Chose singulière ; à Madrid, on aurait été enclin, disait-on, à céder sur ce point aux instances du prince de Bismarck. Le Pape avait résisté, se bornant à affirmer purement et simplement la souveraineté de l’Espagne sur les îles Carolines et Palaos. Les Espagnols devaient savoir gré à Léon XIII de n’avoir pas voulu assumer la responsabilité des combinaisons minutieuses au moyen desquelles l’Allemagne avait su se faire concéder de très grands avantages en échange de la reconnaissance de la priorité de l’occupation espagnole des îles Carolines et Palaos et de la souveraineté qui en résultait pour S. M. Catholique. Aussi arriva-t-il à un diplomate prussien de dire à cette occasion : « Messieurs les hidalgos seront satisfaits dans leur orgueil, mais nous avons obtenu tout ce que nous désirions. »

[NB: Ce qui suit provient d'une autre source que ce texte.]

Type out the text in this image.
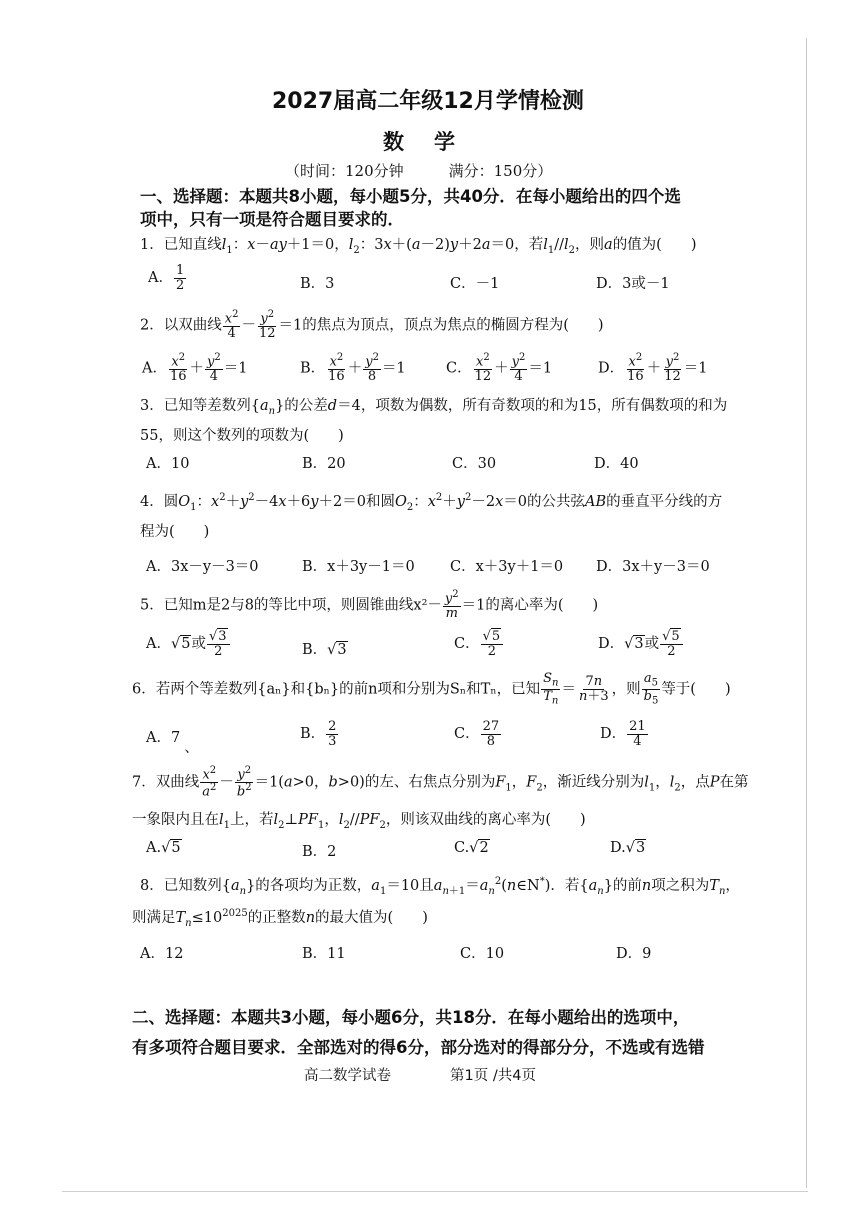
2027届高二年级12月学情检测
数学
（时间：120分钟　　　满分：150分）
一、选择题：本题共8小题，每小题5分，共40分．在每小题给出的四个选
项中，只有一项是符合题目要求的．
1．已知直线$l_1$：x－ay＋1＝0，$l_2$：3x＋(a－2)y＋2a＝0，若$l_1//l_2$，则a的值为(　　)
A． $\frac{1}{2}$	B．3	C．－1	D．3或－1
2．以双曲线 $\frac{x^2}{4} - \frac{y^2}{12} =1$的焦点为顶点，顶点为焦点的椭圆方程为(　　)
A． $\frac{x^2}{16} + \frac{y^2}{4} =1$	B． $\frac{x^2}{16} + \frac{y^2}{8} =1$	C． $\frac{x^2}{12} + \frac{y^2}{4} =1$	D． $\frac{x^2}{16} + \frac{y^2}{12} =1$
3．已知等差数列$\{a_n\}$的公差d＝4，项数为偶数，所有奇数项的和为15，所有偶数项的和为
55，则这个数列的项数为(　　)
A．10	B．20	C．30	D．40
4．圆$O_1$：$x^2+y^2-4x+6y+2=0$和圆$O_2$：$x^2+y^2-2x=0$的公共弦AB的垂直平分线的方
程为(　　)
A．3x－y－3＝0	B．x＋3y－1＝0 C．x＋3y＋1＝0 D．3x＋y－3＝0
5．已知m是2与8的等比中项，则圆锥曲线$x^2- \frac{y^2}{m} =1$的离心率为(　　)
A．√5或 $\frac{√3}{2}$	B．√3	C． $\frac{√5}{2}$	D．√3或 $\frac{√5}{2}$
6．若两个等差数列{aₙ}和{bₙ}的前n项和分别为Sₙ和Tₙ，已知 $\frac{S_n}{T_n} = \frac{7n}{n+3}$ ，则 $\frac{a_5}{b_5}$ 等于(　　)
A．7、
B． $\frac{2}{3}$	C． $\frac{27}{8}$	D． $\frac{21}{4}$
7．双曲线 $\frac{x^2}{a^2} - \frac{y^2}{b^2} =1(a>0$，b>0)的左、右焦点分别为$F_1$，$F_2$，渐近线分别为$l_1$，$l_2$，点P在第
一象限内且在$l_1$上，若$l_2\perp PF_1$，$l_2//PF_2$，则该双曲线的离心率为(　　)
A.√5	B．2	C.√2	D.√3
8．已知数列$\{a_n\}$的各项均为正数，$a_1=10$且$a_{n+1}=a_n^2(n\in N^*)$．若$\{a_n\}$的前n项之积为$T_n$，
则满足$T_n\le 10^{2025}$的正整数n的最大值为(　　)
A．12	B．11	C．10	D．9
二、选择题：本题共3小题，每小题6分，共18分．在每小题给出的选项中，
有多项符合题目要求．全部选对的得6分，部分选对的得部分分，不选或有选错
高二数学试卷	第1页 /共4页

Le prince de Bismarck fut du reste honoré dans cette circonstance d’une faveur signalée, puisque Léon XIII, en même temps qu’il faisait envoyer à l’Excelso viro Magno Cancellario l’ordre du Christ, lui adressa, le 31 décembre 188a, une lettre des plus flatteuses pour le remercier d’avoir, en recourant à sa médiation, rendu hommage au pontificat romain. ¬¬¬

II

Que devait rapporter au chef suprême de l’Eglise l’hommage solennel qu’il avait cru devoir ainsi rendre à la prépotence de l’homme qui personnifiait, quoiqu’il crût devoir quelquefois s’en défendre, le système de l’hostilité à la religion romaine, auquel on donne encore aujourd’hui le nom de Culturkampf ?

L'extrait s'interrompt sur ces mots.